A: I write fiction in the mornings; do busy work in the afternoons. If I’m going well or at the end of a novel I might return to the fiction for a few hours in the evenings. An ideal day would involve all of that and basketball, and romps with the kids, and hours of lovemaking, and getting an inordinate amount of reading done, too. Too much sharing, I know. Anyway, as you can tell from the list, an ideal day is impossible. Mostly I stare out the windows, my mouth ajar.
Q: In Ron Hansen’s terrific interview with you in the current issue of Tin House, he says “In terms of intelligence, variety, humor, depth of feeling, and sheer mastery of craft, your fiction is among the finest being produced in America, and yet many of your books are scandalously out-of-print and you’re not even close to being a household name. Project X and the stories in Love and Hydrogen may change that deplorable situation, but I wonder if yours isn’t the fate of being a writer’s writer. What gets in the way of your popularity? Why ain’t you famous, kid?”

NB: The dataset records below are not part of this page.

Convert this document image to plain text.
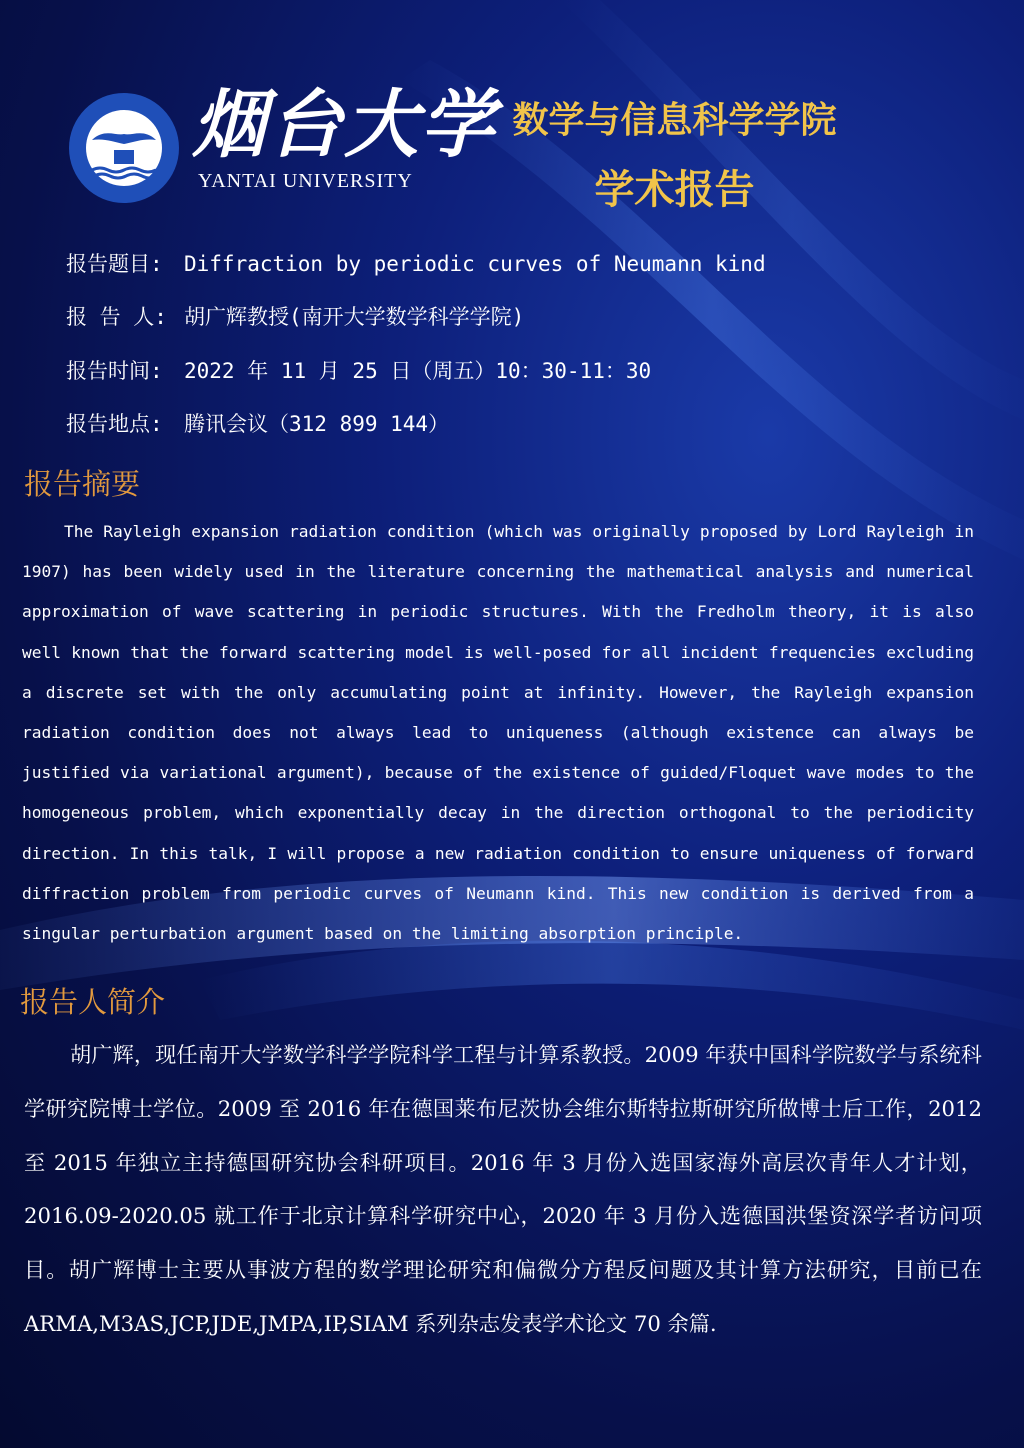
烟台大学
YANTAI UNIVERSITY
数学与信息科学学院
学术报告
报告题目: Diffraction by periodic curves of Neumann kind
报 告 人: 胡广辉教授(南开大学数学科学学院)
报告时间: 2022 年 11 月 25 日（周五）10：30-11：30
报告地点: 腾讯会议（312 899 144）
报告摘要

The Rayleigh expansion radiation condition (which was originally proposed by Lord Rayleigh in 1907) has been widely used in the literature concerning the mathematical analysis and numerical approximation of wave scattering in periodic structures. With the Fredholm theory, it is also well known that the forward scattering model is well-posed for all incident frequencies excluding a discrete set with the only accumulating point at infinity. However, the Rayleigh expansion radiation condition does not always lead to uniqueness (although existence can always be justified via variational argument), because of the existence of guided/Floquet wave modes to the homogeneous problem, which exponentially decay in the direction orthogonal to the periodicity direction. In this talk, I will propose a new radiation condition to ensure uniqueness of forward diffraction problem from periodic curves of Neumann kind. This new condition is derived from a singular perturbation argument based on the limiting absorption principle.

报告人简介

胡广辉，现任南开大学数学科学学院科学工程与计算系教授。2009 年获中国科学院数学与系统科学研究院博士学位。2009 至 2016 年在德国莱布尼茨协会维尔斯特拉斯研究所做博士后工作，2012 至 2015 年独立主持德国研究协会科研项目。2016 年 3 月份入选国家海外高层次青年人才计划，2016.09-2020.05 就工作于北京计算科学研究中心，2020 年 3 月份入选德国洪堡资深学者访问项目。胡广辉博士主要从事波方程的数学理论研究和偏微分方程反问题及其计算方法研究，目前已在 ARMA,M3AS,JCP,JDE,JMPA,IP,SIAM 系列杂志发表学术论文 70 余篇.
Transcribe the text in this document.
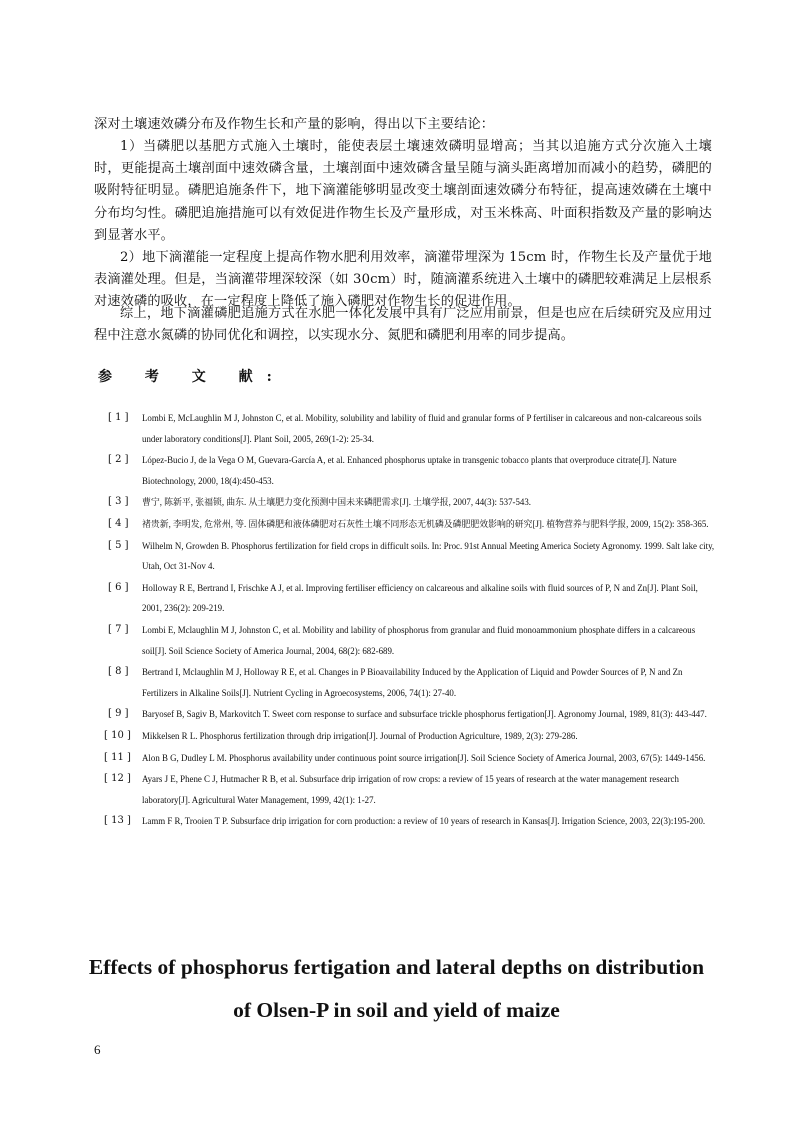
深对土壤速效磷分布及作物生长和产量的影响，得出以下主要结论：
1）当磷肥以基肥方式施入土壤时，能使表层土壤速效磷明显增高；当其以追施方式分次施入土壤时，更能提高土壤剖面中速效磷含量，土壤剖面中速效磷含量呈随与滴头距离增加而减小的趋势，磷肥的吸附特征明显。磷肥追施条件下，地下滴灌能够明显改变土壤剖面速效磷分布特征，提高速效磷在土壤中分布均匀性。磷肥追施措施可以有效促进作物生长及产量形成，对玉米株高、叶面积指数及产量的影响达到显著水平。
2）地下滴灌能一定程度上提高作物水肥利用效率，滴灌带埋深为 15cm 时，作物生长及产量优于地表滴灌处理。但是，当滴灌带埋深较深（如 30cm）时，随滴灌系统进入土壤中的磷肥较难满足上层根系对速效磷的吸收，在一定程度上降低了施入磷肥对作物生长的促进作用。
综上，地下滴灌磷肥追施方式在水肥一体化发展中具有广泛应用前景，但是也应在后续研究及应用过程中注意水氮磷的协同优化和调控，以实现水分、氮肥和磷肥利用率的同步提高。
参 考 文 献:
[ 1 ]	Lombi E, McLaughlin M J, Johnston C, et al. Mobility, solubility and lability of fluid and granular forms of P fertiliser in calcareous and non-calcareous soils under laboratory conditions[J]. Plant Soil, 2005, 269(1-2): 25-34.
[ 2 ]	López-Bucio J, de la Vega O M, Guevara-García A, et al. Enhanced phosphorus uptake in transgenic tobacco plants that overproduce citrate[J]. Nature Biotechnology, 2000, 18(4):450-453.
[ 3 ]	曹宁, 陈新平, 张福锁, 曲东. 从土壤肥力变化预测中国未来磷肥需求[J]. 土壤学报, 2007, 44(3): 537-543.
[ 4 ]	褚贵新, 李明发, 危常州, 等. 固体磷肥和液体磷肥对石灰性土壤不同形态无机磷及磷肥肥效影响的研究[J]. 植物营养与肥料学报, 2009, 15(2): 358-365.
[ 5 ]	Wilhelm N, Growden B. Phosphorus fertilization for field crops in difficult soils. In: Proc. 91st Annual Meeting America Society Agronomy. 1999. Salt lake city, Utah, Oct 31-Nov 4.
[ 6 ]	Holloway R E, Bertrand I, Frischke A J, et al. Improving fertiliser efficiency on calcareous and alkaline soils with fluid sources of P, N and Zn[J]. Plant Soil, 2001, 236(2): 209-219.
[ 7 ]	Lombi E, Mclaughlin M J, Johnston C, et al. Mobility and lability of phosphorus from granular and fluid monoammonium phosphate differs in a calcareous soil[J]. Soil Science Society of America Journal, 2004, 68(2): 682-689.
[ 8 ]	Bertrand I, Mclaughlin M J, Holloway R E, et al. Changes in P Bioavailability Induced by the Application of Liquid and Powder Sources of P, N and Zn Fertilizers in Alkaline Soils[J]. Nutrient Cycling in Agroecosystems, 2006, 74(1): 27-40.
[ 9 ]	Baryosef B, Sagiv B, Markovitch T. Sweet corn response to surface and subsurface trickle phosphorus fertigation[J]. Agronomy Journal, 1989, 81(3): 443-447.
[ 10 ]	Mikkelsen R L. Phosphorus fertilization through drip irrigation[J]. Journal of Production Agriculture, 1989, 2(3): 279-286.
[ 11 ]	Alon B G, Dudley L M. Phosphorus availability under continuous point source irrigation[J]. Soil Science Society of America Journal, 2003, 67(5): 1449-1456.
[ 12 ]	Ayars J E, Phene C J, Hutmacher R B, et al. Subsurface drip irrigation of row crops: a review of 15 years of research at the water management research laboratory[J]. Agricultural Water Management, 1999, 42(1): 1-27.
[ 13 ]	Lamm F R, Trooien T P. Subsurface drip irrigation for corn production: a review of 10 years of research in Kansas[J]. Irrigation Science, 2003, 22(3):195-200.
Effects of phosphorus fertigation and lateral depths on distribution
of Olsen-P in soil and yield of maize
6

A: Ha! Why so parsimonious with the praise? I’m not even sure I am a writer’s writer. I mean, a lot of writers that I respect have told me that they admire my stuff; on the other hand, I’ve won fewer literary awards than Charo. I suppose one of the things that gets in the way of a bigger readership is something that countless reviewers have mentioned, occasionally with surprising peevishness: how different all of my fictions are; how hard it is to decide exactly what kind of stuff I do. It may be that without that kind of categorization it’s hard for book buyers to know what they’re getting. I’m not the Catholic Guy or the Post-Modern Guy or the Satirical Guy or the Historical Guy or the Whatever Guy. Other than that, who knows? I lament reaching so few people. But I also remind myself how fortunate I am: every so often the world leaves me alone, and let’s me do the thing I want most to do.